At eight, she called her mom and checked on Aubrey. Margaret
said, “She’s having fun. Hasn’t cried for you at all.”
“Gee, thanks,” she said, but she wasn’t actually upset. Savanna
would feel bad if Aubrey missed her. Savanna got off the phone and went next
door, keeping quiet in case Jason still slept. Upstairs, she peeked into his
bedroom and thought he looked asleep, but he said her name when she started to
leave.
“I didn’t wake you, did I?” she asked, though she was glad
she could talk with him.
“I wanted to see you. I’ve actually been up for an hour
thinking about you.”
Savanna stood in the doorway, one hand still on the door,
unable to stop staring at him. “You have not.”
He’d pulled his shirt off during the night and lay on his
back, with an arm under his pillow. His mouth tilted up in a teasing way.

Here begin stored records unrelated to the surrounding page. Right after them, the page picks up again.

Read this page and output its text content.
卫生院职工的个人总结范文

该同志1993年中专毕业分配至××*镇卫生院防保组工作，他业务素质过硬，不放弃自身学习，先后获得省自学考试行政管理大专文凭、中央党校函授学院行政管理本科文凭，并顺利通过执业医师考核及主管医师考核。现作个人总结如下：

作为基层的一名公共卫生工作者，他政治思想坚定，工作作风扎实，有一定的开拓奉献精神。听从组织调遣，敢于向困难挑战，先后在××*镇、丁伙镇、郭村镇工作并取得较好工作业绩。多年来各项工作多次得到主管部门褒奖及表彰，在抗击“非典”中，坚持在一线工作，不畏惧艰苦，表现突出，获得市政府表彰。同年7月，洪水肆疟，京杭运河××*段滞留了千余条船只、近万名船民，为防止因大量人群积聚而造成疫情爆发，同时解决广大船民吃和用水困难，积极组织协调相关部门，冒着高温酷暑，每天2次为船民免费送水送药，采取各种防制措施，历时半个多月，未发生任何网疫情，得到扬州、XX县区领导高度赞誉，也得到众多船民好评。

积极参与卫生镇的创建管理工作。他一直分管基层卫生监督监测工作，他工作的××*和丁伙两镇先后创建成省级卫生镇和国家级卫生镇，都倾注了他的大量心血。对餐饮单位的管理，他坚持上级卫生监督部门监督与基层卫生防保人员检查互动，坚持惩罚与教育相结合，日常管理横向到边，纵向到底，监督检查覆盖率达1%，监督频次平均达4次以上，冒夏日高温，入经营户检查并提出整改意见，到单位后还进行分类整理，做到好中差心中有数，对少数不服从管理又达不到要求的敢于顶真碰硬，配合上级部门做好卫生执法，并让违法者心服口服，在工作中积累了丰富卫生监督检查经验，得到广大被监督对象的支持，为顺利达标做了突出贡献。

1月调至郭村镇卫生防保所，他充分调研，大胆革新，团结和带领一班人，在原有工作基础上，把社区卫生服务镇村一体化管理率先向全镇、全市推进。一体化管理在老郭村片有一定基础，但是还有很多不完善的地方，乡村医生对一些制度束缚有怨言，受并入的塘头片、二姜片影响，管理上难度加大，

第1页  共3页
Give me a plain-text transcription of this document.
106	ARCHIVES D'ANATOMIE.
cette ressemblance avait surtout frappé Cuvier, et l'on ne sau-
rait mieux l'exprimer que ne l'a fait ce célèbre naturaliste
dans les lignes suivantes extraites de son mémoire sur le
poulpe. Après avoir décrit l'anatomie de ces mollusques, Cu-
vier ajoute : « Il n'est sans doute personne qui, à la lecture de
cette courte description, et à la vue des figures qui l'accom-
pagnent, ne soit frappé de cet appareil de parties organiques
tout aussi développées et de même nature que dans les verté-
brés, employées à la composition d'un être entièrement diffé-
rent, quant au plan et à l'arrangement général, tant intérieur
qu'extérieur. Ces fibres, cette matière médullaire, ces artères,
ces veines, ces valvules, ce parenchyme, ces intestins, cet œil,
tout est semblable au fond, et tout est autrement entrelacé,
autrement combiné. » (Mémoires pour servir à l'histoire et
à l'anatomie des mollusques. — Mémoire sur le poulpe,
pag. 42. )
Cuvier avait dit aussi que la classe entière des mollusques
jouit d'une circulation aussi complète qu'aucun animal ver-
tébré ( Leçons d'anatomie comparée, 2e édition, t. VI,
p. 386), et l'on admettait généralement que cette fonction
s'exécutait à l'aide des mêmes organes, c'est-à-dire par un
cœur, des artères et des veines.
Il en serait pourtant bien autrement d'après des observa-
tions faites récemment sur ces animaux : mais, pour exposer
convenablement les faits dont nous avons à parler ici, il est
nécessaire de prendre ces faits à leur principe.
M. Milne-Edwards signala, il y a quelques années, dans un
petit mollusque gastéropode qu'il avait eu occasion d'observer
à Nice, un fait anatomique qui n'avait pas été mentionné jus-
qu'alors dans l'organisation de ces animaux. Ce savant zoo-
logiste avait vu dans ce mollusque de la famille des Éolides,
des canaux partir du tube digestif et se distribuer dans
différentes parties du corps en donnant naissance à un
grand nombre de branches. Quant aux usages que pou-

“How about I cook breakfast?” she offered, taking a step
back. She felt herself blushing. He looked naked lying there in his rumpled
blankets. “I could bring it up.”
“Hungry this early?”
“Yeah. I’ll be back in a while.” She went downstairs
quickly, needing to run from the sight of him. It was all the worse because he was
in bed. She felt hot and tingly all over and didn’t want him to see her
checking him out like that.
She made toast, fried some eggs, and put grapes on both
their plates since he didn’t have any bacon. He didn’t have a serving tray,
either. She took his plate and juice up first and came back for hers, returning
to sit beside him. It could almost be a morning after, except they didn’t spend
the night together. This just felt so intimate.
“You’re the best.” He tried the eggs. “And these are really
good.”
“Thanks.” She settled back against the headboard to eat with
him. A few minutes later, she asked, “Are you feeling better today?”
“Getting there. Actually, I feel great with you here.”
Yeah, and she felt great just looking at him.